Las nuevas medidas para combatir la evasión fiscal mediante el uso de facturas falsas recibieron duras críticas. Distintos representantes de la iniciativa privada acusaron de “terrorismo fiscal” al gobierno federal y sus aliados en el Congreso al aprobar la llamada ley antifacturera. Advirtieron que volver equivalentes la defraudación tributaria y el tráfico de facturas falsas con el delito de crimen organizado, así como considerar ambas conductas como una amenaza a la seguridad nacional, busca elevar la recaudación a base de infundir miedo en los contribuyentes.

Margarita Ríos-Fajat, la jefa del Sistema de Administración Tributaria, desestimó las críticas. Dijo que “terrorismo fiscal” es una metáfora que se usa “cuando se tiene un fisco más agresivo”. Advirtió que pasaremos de una procuración de justicia en materia penal “relajada” a otra más estricta. “No hay terrorismo fiscal, hay consecuencias a las acciones que se tomen”, concluyó.

En realidad, tanto la defraudación fiscal como el tráfico de facturas falsas estaban ya tipificadas como delitos en el Código Fiscal de la Federación. La llamada ley antifacturera sólo eleva un poco las penas y desarrolla los tipos de conductas infractoras. La polémica y la preocupación están en otro lado. Tienen que ver con la supresión de garantías de debido proceso a los contribuyentes, al enfrentar acusaciones de la Secretaría de Hacienda y la FGR en materia fiscal, así como la criminalización de la política recaudatoria.

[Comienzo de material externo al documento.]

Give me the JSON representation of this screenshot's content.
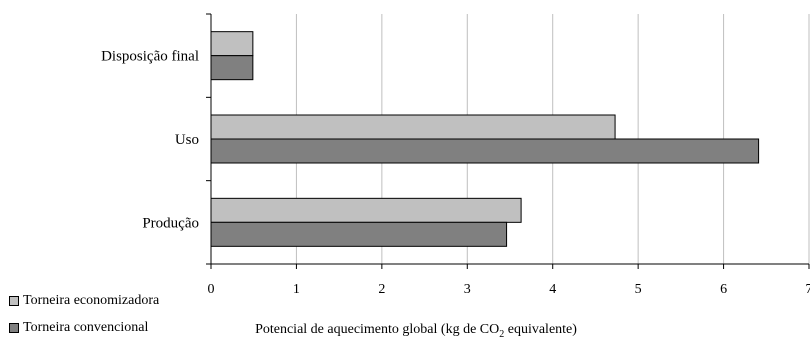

Elevar la defraudación fiscal y el tráfico de facturas falsas a rango de “amenaza a la seguridad nacional” fue parte de una estrategia para incorporarlos al catálogo de delitos que ameritan prisión preventiva oficiosa. El artículo 19 de la Constitución limita la autoridad del Congreso de la Unión para ampliar dicho catálogo a casos de delitos graves “contra de la seguridad de la nación, el libre desarrollo de la personalidad y de la salud”. Los legisladores decidieron meterlo por la rendija de la seguridad nacional.

Sin embargo, la argucia legislativa difícilmente pasa el escrutinio constitucional. Habría que probar que la defraudación fiscal y el tráfico de facturas falsas afectan la integridad, estabilidad y permanencia del Estado mexicano. Más aún, dado que la presunción de inocencia es un derecho constitucional, debe probarse que ley antifacturera contiene medidas idóneas y proporcionales para garantizar que los mexicanos contribuyan para los gastos públicos.

Las organizaciones nacionales e internacionales de derechos humanos —incluida la Comisión Interamericana de Derechos Humanos—, han cuestionado la existencia misma de la prisión preventiva oficiosa. La prisión preventiva es una medida cautelar, que el juez sólo debería ordenar cuando la considera necesaria para la correcta realización del juicio. Volverla “oficiosa” significa que el acusado debe llevar su proceso desde la cárcel, sin que el ministerio público tenga que justificar la medida cautelar ante el juez.

Por ello, las organizaciones de derechos humanos sostienen que la prisión preventiva oficiosa es una pena anticipada, que violenta la presunción de inocencia. También carga los dados a favor del ministerio público y facilita el abuso del poder.

Por otro lado, la equiparación de la defraudación fiscal y el tráfico de facturas falsas con crimen organizado conduce a la criminalización de la recaudación fiscal, lo cual puede resultar contraproducente. La prioridad de la política recaudatoria debe ser cobrar los impuestos, no meter a la cárcel a los causantes que evaden el pago. Al criminalizarla, las prioridades se invierten.

Tiene razón la jefa del SAT cuando dice que México necesita una política recaudatoria más estricta. Pero ésta puede conseguirse sin sacrificar el derecho a la presunción de inocencia y debe tener como prioridad la protección de la hacienda pública, no la persecución de los contribuyentes.